I don’t see a big load on my cluster… maybe a lock on my X collection that is slowing down my script? Size of my X collection: Long(‘27776896250’).
Without more information from your exact cluster setup with cannot really help.
When you write read a collection X and size of X being 27_776_896_250 do you mean you read all of it and then write all of it back into a collection Y? Where is the script running compared to the server?
Where is the script running compared to the server?
Script is in another machine but communicate with Internal network (1GB/s).
When you write read a collection X and size of X being 27_776_896_250 do you mean you read all of it and then write all of it back into a collection Y?
I read the data from the collection X, do some processing (if needed) and then I apply it to the new collection Y. I work in batches of 300. I create an empty collection, write all data and then create index (maybe it’s better to create the index before? I don’t think so because mongo will have to keep it up-to-date…).
Let me know if you have suggestion / tips / questions.
Thanks.
which may or not be applicable to the whole use case is to:
take 1 node out of the replica set
make this node a dedicated not replicated node where collection Y is written
My idea is that since you read and write a lots of data from the same cluster, you constantly swap in and out the working set. Your cluster might be overloaded by disk I/O. With the new setup, the replica set is not busy replicating all the writes and can serve the reads better.
Anyway 4 nodes is not a recommended configuration so you lose nothing by taking a node out.
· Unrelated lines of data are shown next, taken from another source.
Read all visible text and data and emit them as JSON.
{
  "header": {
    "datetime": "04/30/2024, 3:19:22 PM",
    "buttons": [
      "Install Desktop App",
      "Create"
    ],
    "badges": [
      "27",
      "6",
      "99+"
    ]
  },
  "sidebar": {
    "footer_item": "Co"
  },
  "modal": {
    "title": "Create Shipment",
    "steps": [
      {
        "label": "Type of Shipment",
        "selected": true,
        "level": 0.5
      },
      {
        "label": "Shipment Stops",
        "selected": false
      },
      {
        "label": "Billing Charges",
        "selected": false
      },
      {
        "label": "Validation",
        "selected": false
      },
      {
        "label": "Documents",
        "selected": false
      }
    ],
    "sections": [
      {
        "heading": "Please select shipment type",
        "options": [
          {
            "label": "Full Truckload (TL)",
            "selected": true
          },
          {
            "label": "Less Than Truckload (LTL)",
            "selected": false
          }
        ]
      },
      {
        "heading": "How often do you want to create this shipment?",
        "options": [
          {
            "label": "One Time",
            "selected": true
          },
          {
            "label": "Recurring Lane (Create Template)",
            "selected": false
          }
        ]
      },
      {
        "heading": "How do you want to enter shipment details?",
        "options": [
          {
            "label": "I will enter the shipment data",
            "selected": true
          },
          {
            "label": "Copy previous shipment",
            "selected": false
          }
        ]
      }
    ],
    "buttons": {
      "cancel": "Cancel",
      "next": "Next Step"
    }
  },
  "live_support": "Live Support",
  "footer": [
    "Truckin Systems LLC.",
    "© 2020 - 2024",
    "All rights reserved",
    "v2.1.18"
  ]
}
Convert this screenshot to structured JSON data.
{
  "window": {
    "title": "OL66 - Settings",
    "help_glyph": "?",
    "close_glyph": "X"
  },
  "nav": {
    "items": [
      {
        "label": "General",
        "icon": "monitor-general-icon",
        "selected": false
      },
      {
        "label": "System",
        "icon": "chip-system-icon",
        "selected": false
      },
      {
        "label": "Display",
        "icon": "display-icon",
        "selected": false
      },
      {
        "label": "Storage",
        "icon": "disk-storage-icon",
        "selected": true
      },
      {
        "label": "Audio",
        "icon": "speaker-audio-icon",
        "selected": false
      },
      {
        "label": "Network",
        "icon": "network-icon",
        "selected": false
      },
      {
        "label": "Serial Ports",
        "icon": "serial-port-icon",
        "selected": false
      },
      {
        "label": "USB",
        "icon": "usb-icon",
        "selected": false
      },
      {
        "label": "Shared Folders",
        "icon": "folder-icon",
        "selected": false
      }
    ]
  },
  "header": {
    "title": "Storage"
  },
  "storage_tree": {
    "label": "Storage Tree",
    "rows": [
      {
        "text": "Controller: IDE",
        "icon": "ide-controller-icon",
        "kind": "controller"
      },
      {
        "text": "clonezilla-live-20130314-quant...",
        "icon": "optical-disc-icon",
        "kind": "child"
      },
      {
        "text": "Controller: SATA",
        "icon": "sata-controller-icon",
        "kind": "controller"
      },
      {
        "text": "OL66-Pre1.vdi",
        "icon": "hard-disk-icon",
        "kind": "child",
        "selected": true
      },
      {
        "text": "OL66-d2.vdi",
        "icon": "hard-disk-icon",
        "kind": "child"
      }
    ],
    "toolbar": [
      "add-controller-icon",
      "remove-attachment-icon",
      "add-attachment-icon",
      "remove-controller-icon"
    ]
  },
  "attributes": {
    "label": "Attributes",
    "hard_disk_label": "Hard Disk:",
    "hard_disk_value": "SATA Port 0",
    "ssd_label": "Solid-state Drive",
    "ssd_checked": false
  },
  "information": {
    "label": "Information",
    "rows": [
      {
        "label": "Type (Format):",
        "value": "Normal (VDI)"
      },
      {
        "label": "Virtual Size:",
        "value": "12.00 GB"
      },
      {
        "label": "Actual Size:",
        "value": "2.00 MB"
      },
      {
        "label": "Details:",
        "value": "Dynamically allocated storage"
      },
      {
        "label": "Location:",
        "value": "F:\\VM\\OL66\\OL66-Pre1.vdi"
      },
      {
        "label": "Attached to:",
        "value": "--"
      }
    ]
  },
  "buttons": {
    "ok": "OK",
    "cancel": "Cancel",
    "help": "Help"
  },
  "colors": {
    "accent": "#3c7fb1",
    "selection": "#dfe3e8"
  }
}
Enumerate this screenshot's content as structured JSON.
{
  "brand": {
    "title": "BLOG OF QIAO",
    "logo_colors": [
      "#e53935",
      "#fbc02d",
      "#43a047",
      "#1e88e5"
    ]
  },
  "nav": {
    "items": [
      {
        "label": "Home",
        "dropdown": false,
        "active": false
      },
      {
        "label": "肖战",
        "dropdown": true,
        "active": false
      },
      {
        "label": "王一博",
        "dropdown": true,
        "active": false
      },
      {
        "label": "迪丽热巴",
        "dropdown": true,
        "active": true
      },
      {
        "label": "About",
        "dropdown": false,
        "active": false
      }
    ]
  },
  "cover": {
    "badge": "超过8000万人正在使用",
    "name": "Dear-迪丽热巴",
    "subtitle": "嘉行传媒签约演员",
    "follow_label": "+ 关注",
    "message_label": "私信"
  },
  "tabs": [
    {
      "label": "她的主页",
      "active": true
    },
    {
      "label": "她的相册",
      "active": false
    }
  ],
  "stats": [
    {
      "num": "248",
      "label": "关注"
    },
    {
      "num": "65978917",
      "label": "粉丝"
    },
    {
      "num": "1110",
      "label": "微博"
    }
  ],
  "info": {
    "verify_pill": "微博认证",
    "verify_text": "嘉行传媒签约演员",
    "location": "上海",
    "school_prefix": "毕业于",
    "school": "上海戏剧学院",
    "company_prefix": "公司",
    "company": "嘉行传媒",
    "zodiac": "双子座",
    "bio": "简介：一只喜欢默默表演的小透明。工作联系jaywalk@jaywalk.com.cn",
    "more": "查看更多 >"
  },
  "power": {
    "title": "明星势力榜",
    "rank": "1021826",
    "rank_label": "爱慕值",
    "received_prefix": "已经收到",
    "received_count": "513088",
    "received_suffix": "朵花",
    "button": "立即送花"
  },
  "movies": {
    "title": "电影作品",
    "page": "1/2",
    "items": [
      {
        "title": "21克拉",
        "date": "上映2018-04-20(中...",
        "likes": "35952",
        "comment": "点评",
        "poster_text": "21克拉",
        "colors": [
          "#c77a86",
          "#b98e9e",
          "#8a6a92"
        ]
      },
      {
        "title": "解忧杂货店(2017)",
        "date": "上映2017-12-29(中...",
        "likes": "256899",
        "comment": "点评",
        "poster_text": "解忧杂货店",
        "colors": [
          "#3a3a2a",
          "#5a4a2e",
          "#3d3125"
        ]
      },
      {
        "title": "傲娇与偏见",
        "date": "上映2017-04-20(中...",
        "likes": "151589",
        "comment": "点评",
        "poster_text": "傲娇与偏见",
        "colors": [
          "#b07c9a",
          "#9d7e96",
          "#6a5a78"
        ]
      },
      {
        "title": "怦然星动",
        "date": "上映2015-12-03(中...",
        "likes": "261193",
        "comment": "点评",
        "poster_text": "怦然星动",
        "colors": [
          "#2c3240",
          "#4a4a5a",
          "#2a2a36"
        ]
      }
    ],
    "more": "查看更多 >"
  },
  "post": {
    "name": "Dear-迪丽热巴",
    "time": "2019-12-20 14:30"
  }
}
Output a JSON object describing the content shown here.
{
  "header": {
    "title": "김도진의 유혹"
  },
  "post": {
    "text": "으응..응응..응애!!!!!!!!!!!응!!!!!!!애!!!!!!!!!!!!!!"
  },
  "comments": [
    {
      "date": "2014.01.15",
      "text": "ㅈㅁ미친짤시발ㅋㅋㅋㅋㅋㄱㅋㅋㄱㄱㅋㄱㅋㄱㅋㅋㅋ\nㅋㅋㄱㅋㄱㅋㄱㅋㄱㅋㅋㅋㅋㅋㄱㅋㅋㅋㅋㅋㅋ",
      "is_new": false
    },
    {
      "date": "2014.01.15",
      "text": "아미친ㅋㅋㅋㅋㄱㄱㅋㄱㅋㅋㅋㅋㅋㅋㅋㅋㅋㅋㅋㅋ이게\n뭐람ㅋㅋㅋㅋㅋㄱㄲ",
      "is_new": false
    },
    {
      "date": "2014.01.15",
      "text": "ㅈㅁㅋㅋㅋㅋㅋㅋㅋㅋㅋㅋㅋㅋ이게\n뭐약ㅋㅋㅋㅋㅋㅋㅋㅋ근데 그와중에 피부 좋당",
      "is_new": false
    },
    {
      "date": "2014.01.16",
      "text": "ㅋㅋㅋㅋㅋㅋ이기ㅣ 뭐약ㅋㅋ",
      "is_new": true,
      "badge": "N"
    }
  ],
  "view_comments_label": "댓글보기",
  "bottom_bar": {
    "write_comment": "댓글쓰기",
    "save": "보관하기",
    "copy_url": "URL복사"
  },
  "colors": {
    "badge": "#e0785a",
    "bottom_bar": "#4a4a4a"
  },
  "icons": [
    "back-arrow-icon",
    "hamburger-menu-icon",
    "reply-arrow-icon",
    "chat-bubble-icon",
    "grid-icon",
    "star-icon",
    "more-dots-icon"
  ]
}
Can you give more details about:
What metrics are you using for the above.
The hardware configuration of the 4 nodes.
The read and write concerns you use.
Since the script usually takes 1 hour, it looks like an analytic use-case and having dedicated notes for analytic is sometimes a good choice.
Have you tried different sizes?
I don’t know but it should be straight forward to test. But, I suspect that it may be better because the documents need to be fetched again, adding a lot of I/O again.